The Road Less Traveled: Realizing the Potential of Career Technical Education in the California Community Colleges

February 2011

Potential of Career Technical Education Mission is Not Fully Tapped 

The Career Technical Education (CTE) mission of California’s community colleges is not well understood by policymakers in comparison to the transfer mission of the colleges. This exploratory study, to be followed by a more comprehensive research agenda, is motivated by the belief that CTE is a vital piece of the college completion agenda but is not receiving sufficient attention. While students can be successful in CTE in ways besides earning a certificate or degree, the issuing of workforce-related credentials is an undeniably important function of the colleges.

CTE is important to the college completion agenda because it can help California:

 Meet completion goals
 Meet workforce goals
 Meet equity goals
 Increase postsecondary productivity
 Realize benefits of high school reforms.

California is not yet poised to take full advantage of the potential of the CTE mission area because CTE is generally characterized by:

 A lack of priority across the system n Weak credential structures and transfer pathways
 Underdeveloped data and accountability systems
 Higher costs that are not well addressed
 A lack of integration with core institutional operations.

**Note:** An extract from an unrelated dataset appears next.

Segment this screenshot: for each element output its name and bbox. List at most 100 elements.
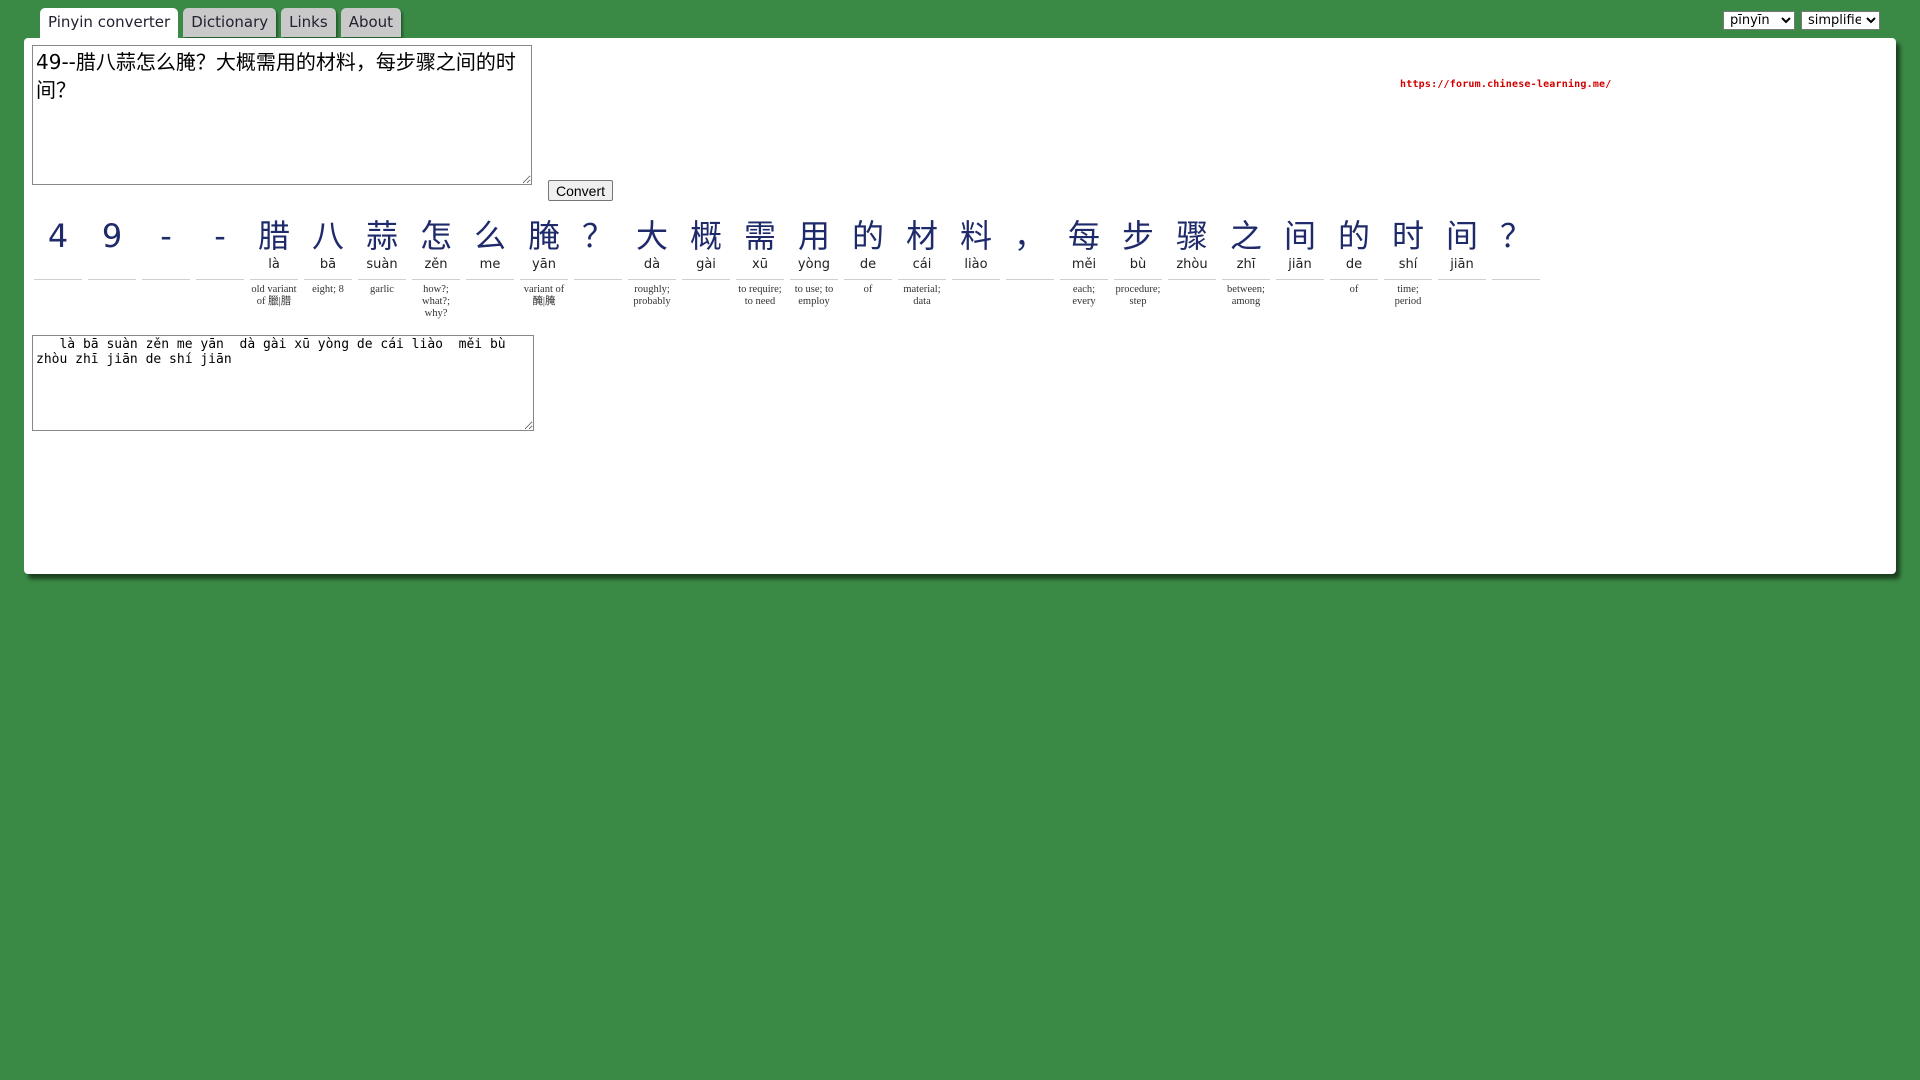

There is solid evidence of good job prospects for students with certificates and associate degrees in career fields. Student interest in vocational coursework is high, with 30% of course enrollments in vocational courses. Yet of the more than 255,000 degree/certificate-seeking students in the 2003-04 entering cohort (defined as enrolling in more than 6 units in the first year), only 5% earned certificates and only 3% earned vocational associate degrees within six years.

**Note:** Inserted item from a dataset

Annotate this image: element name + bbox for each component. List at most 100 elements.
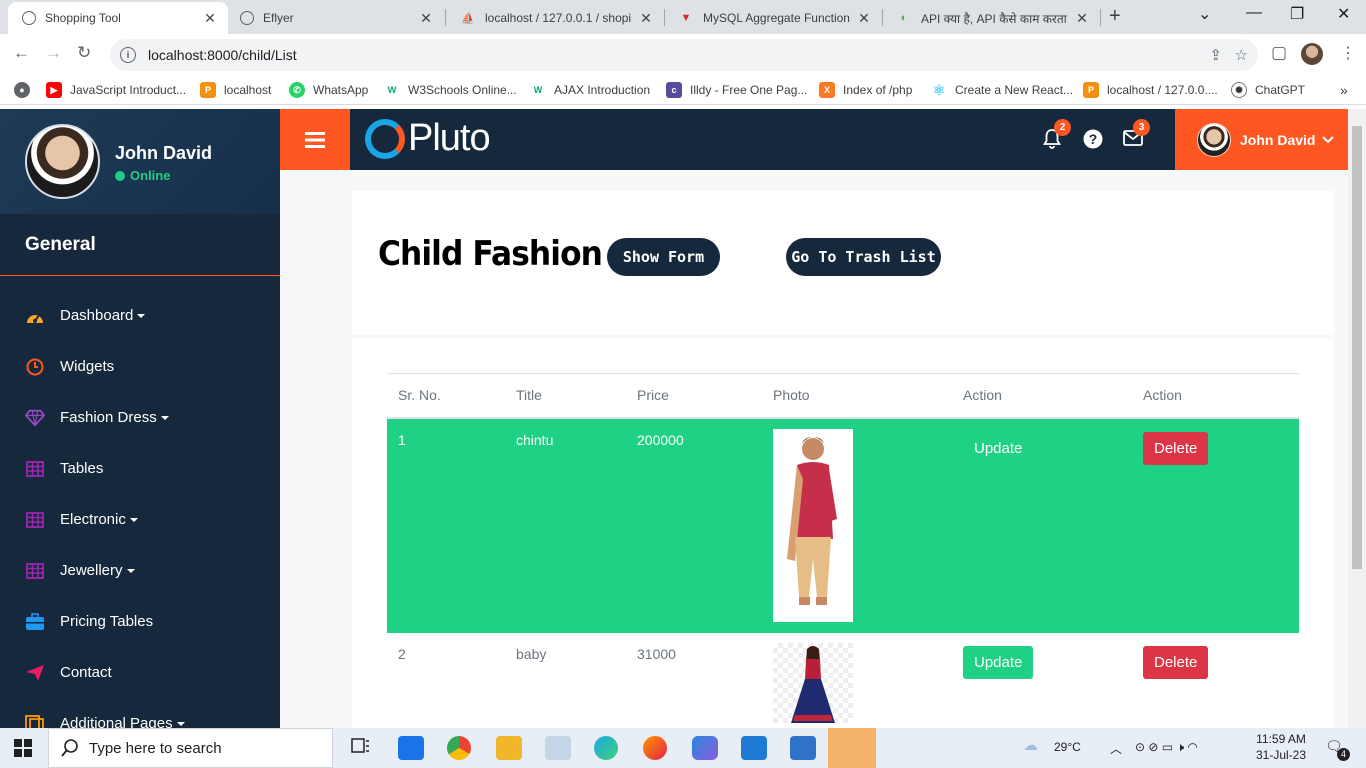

Key Findings: Apparent Lack of Priority on Technical Credentials 

As a basis for exploring CTE more generally, we studied patterns of student enrollment and progress in four high-wage, high-need pathways (information technology, engineering technology, engineering, and nursing), visited CTE programs, interviewed faculty and staff, and reviewed college catalogs and other materials. We know we can’t generalize to all programs in all colleges, given the great variety in both, but the following findings strike us as important to any effort to understand and improve student outcomes in CTE programs.

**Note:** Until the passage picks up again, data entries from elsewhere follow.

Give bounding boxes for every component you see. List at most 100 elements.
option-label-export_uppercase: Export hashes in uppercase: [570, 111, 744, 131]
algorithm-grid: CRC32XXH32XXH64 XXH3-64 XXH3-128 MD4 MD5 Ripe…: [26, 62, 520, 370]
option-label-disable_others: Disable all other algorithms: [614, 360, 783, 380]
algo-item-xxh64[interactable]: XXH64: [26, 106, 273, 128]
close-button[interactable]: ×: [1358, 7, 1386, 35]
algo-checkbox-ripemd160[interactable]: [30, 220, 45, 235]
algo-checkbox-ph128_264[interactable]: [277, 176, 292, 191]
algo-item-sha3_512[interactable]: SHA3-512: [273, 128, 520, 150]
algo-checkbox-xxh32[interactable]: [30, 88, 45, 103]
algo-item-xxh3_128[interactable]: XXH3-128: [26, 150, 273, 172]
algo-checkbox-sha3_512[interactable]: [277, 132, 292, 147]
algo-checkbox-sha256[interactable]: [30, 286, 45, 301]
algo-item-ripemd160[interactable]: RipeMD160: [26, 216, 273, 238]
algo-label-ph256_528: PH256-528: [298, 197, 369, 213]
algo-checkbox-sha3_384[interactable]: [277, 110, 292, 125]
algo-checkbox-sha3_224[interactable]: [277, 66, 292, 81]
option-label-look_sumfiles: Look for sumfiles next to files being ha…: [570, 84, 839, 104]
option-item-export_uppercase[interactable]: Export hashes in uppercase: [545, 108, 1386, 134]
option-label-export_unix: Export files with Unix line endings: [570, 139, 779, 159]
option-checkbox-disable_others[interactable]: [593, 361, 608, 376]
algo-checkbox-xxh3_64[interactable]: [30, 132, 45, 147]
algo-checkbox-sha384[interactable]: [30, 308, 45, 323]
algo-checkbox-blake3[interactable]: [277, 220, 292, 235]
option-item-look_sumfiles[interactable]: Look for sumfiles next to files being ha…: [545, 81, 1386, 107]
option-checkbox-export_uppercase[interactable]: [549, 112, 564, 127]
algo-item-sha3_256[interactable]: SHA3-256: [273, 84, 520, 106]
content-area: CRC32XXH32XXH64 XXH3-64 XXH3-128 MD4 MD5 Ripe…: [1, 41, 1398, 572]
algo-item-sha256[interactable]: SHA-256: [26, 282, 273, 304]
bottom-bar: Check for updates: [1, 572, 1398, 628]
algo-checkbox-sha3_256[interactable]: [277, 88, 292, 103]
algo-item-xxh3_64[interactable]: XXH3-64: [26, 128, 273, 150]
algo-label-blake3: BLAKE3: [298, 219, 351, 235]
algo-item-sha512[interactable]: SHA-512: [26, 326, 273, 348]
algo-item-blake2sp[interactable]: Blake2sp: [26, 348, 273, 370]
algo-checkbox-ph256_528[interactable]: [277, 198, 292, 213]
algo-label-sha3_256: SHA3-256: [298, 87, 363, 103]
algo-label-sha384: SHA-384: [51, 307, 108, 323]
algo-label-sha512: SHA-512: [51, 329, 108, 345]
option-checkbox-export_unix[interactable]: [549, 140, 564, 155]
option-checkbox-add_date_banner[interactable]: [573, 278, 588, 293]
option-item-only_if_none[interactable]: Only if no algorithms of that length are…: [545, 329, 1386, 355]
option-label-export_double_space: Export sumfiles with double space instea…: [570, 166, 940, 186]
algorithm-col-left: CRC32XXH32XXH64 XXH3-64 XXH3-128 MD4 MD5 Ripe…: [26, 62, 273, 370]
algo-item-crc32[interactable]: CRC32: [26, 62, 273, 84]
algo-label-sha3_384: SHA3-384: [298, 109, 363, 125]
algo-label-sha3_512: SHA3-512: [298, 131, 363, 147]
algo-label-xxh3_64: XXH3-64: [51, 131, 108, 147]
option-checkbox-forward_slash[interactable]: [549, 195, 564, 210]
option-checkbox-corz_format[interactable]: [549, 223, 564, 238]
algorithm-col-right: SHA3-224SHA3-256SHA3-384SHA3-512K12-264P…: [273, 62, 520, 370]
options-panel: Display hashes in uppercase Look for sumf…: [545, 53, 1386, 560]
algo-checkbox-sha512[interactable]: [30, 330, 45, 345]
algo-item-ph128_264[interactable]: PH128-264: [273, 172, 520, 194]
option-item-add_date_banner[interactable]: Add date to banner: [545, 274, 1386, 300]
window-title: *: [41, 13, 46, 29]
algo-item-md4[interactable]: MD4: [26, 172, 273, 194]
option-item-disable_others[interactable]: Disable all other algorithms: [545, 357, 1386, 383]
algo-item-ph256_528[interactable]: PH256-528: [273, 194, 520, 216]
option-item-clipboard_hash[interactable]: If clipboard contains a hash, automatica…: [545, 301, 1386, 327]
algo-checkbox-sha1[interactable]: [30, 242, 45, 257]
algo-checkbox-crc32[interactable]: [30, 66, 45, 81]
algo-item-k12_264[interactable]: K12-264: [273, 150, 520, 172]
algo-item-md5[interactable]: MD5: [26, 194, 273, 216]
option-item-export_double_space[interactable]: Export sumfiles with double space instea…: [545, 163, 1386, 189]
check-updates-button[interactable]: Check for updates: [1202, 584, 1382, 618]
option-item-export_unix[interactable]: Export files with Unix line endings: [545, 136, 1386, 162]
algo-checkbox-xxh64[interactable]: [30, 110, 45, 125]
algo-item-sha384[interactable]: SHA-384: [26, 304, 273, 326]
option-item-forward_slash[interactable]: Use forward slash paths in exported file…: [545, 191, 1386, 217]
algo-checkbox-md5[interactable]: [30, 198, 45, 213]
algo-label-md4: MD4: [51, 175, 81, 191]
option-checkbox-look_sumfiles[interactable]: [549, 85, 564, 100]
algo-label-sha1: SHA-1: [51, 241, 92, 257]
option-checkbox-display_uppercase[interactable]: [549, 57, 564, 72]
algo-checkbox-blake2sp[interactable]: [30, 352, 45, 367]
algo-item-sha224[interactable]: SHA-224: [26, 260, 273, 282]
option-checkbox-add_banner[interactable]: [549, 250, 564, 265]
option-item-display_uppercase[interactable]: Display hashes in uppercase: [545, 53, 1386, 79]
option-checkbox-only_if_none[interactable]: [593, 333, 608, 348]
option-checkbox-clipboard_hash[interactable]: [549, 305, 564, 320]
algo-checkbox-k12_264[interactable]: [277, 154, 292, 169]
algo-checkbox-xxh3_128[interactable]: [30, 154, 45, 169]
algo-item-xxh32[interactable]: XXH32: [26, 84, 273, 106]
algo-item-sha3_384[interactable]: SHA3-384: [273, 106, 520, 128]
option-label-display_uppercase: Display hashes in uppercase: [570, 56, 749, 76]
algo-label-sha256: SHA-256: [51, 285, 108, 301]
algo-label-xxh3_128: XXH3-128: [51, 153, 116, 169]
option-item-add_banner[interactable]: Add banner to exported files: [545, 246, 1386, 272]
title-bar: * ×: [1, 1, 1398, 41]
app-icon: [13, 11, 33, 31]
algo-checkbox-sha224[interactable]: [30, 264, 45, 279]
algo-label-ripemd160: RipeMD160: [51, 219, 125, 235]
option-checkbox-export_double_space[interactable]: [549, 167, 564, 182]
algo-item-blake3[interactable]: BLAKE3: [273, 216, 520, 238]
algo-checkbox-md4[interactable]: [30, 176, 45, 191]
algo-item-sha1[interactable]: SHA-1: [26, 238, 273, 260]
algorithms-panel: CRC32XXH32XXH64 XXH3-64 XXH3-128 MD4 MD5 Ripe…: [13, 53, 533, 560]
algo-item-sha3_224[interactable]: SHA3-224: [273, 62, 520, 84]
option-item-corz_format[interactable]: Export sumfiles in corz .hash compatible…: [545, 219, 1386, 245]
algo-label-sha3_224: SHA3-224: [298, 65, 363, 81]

1. Data constraints limit knowledge and college actions. The absence of provisions for students to declare a program of study seriously impedes efforts to understand and improve student success in CTE programs because it is difficult to know which students are pursuing which programs.
2. Good student progress is not translating into credentials. Few certificates and degrees were awarded despite considerable student progress. Far more students accrue 30 or more college-level credits and pass degree-applicable math than the relatively few who earn certificates or degrees. Additionally, more students completed at least 60 transferable credits than the number who transferred.
3. Pathway structures do not promote attainment of technical credentials. A picture emerged of CTE pathways that do not reflect a high priority on career-oriented credentials or on sequencing lower-to-higher credentials within a field. The route by which entering students are expected to attain the basic skills needed for their programs was unclear. There was no strong pattern of students attaining credentials in the chosen field of study, with the great majority of associate degrees in interdisciplinary studies rather than in a technical field. There is a huge variety of programs in some fields and an equally huge variation across colleges in unit and programmatic requirements for the same credential. Few students who transferred earned associate degrees and few who earned associate degrees earned certificates.